Я думал: поэт — только о стихах умеет — какое! Всё знáет, точно в нем сто профессоров сидят — да что профессора! — просто, сразу, без всякой скуки, каждое слово глазами видишь… (обращаясь к жене:) — Ну, конечно, это уж ваше медицинское дело — я в болезнях не знаток — (здоров, Марина Ивановна, как медведь — никогда даже зубы не болели!) — А вот так, здраво рассуждая — никакой в нем душевной болезни, и дай Бог нам с вами такой ясной головы на старость лет.
Она: — А какая у него голова красивая! В коридоре темно, стоит на пороге комнаты, за спиною свет, лица не видно, одно сиянье над головой. Я сначала не хотела заходить, как Вы говорили, вызвала тихонечко Елену Константиновну, стоим на площадке, шепчемся. И вдруг — голос:
— Я слышу незнакомый голос. Женский шепот слышу. Кто пришел?

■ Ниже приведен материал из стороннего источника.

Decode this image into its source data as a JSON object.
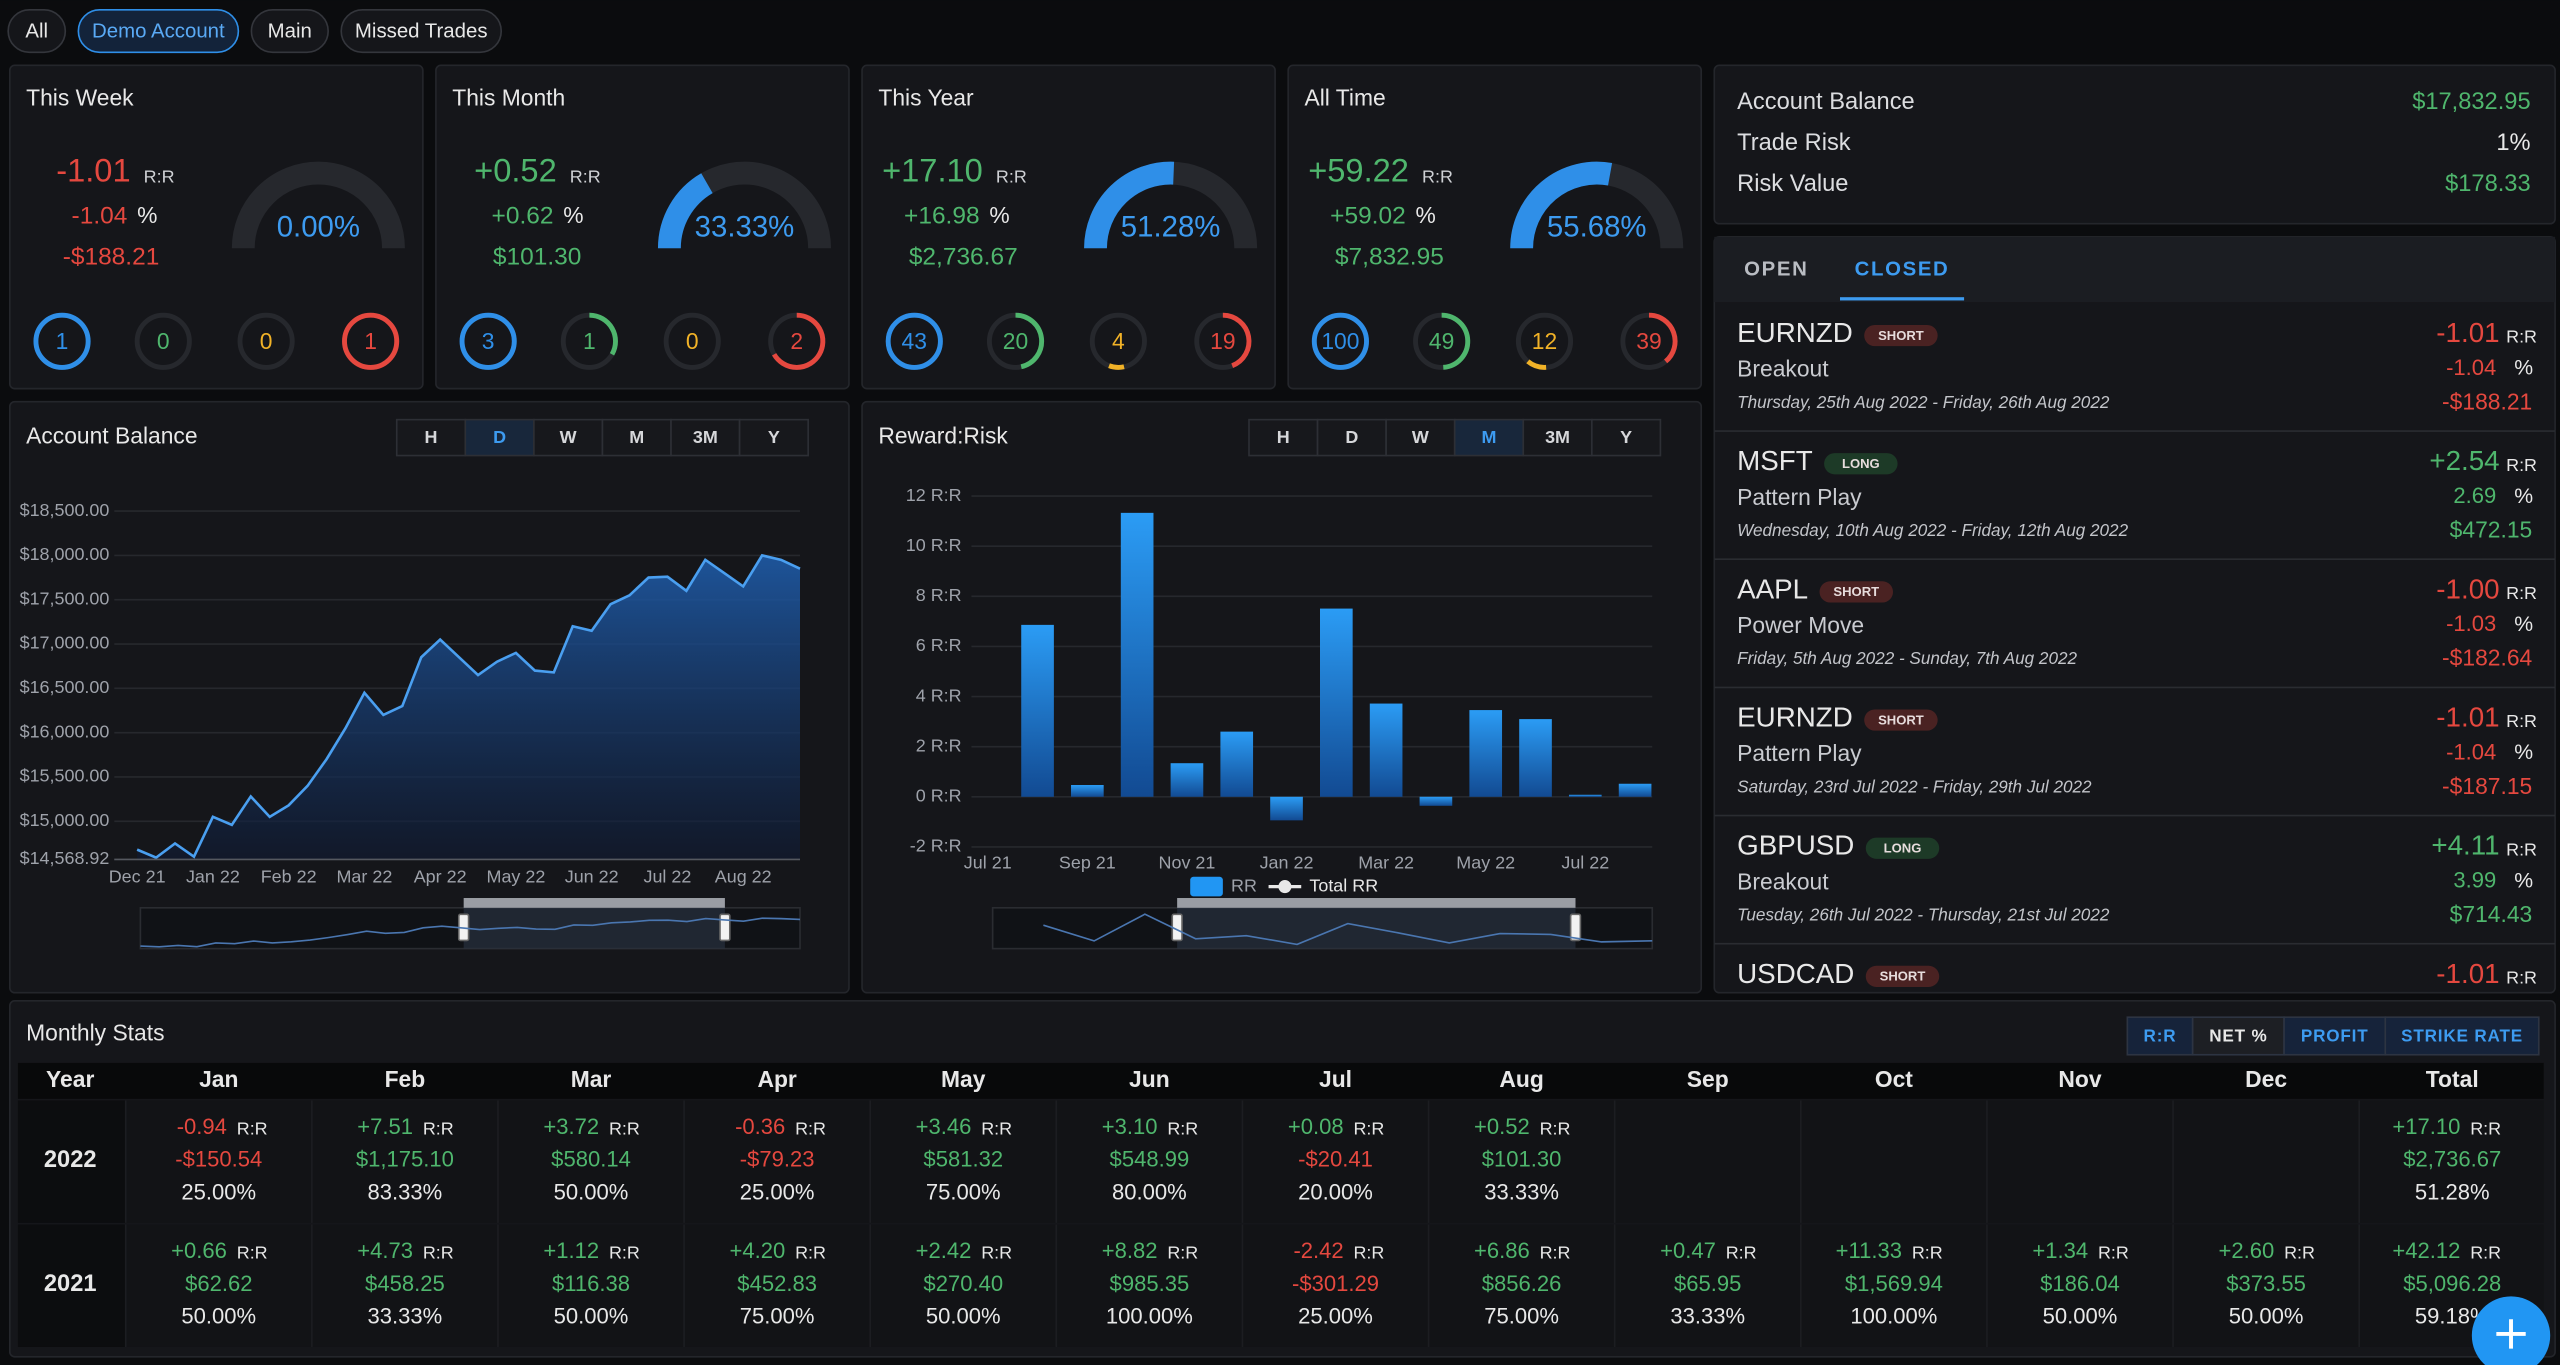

Пришлось войти. Ну, объясняю: Марина Ивановна просила зайти справиться, как самочувствие, не нужно ли чего — сама не может…
А он — так ласково: — Заходите, заходите, я всегда рад гостю, особенно — от Марины…
И так широко раскрыл мне дверь, пропуская, так особенно-почтительно…
А какой он молодой! Совсем молодые глаза, ясные. И смелые какие! Я думала — блондин, только потом рассмотрела: седой. И такой особенный: простой и вместе с тем — торжественный. У меня сразу сердце забилось и сейчас — бьется. А какой порядок на столе! Книжки, тетрадки, все стопками, карандаши очинены, чернильница блестит: ни одной бумажки не валяется. О Вас стал говорить: — У меня никогда не было сестры. Она — моя сестра. Вспомнил, как вместе жили в Советской Москве, как Вы ключ от дома потеряли и не решились сказать, чтобы не обеспокоить — так и ночевали на лестнице…
Стихи говорил — замечательные. Про Бабу-Ягу — и про кукушку — и про Россию… Сначала наизусть, а потом по книжечке. Я посмотреть попросила — дал. Как бисер! И точно напечатанные.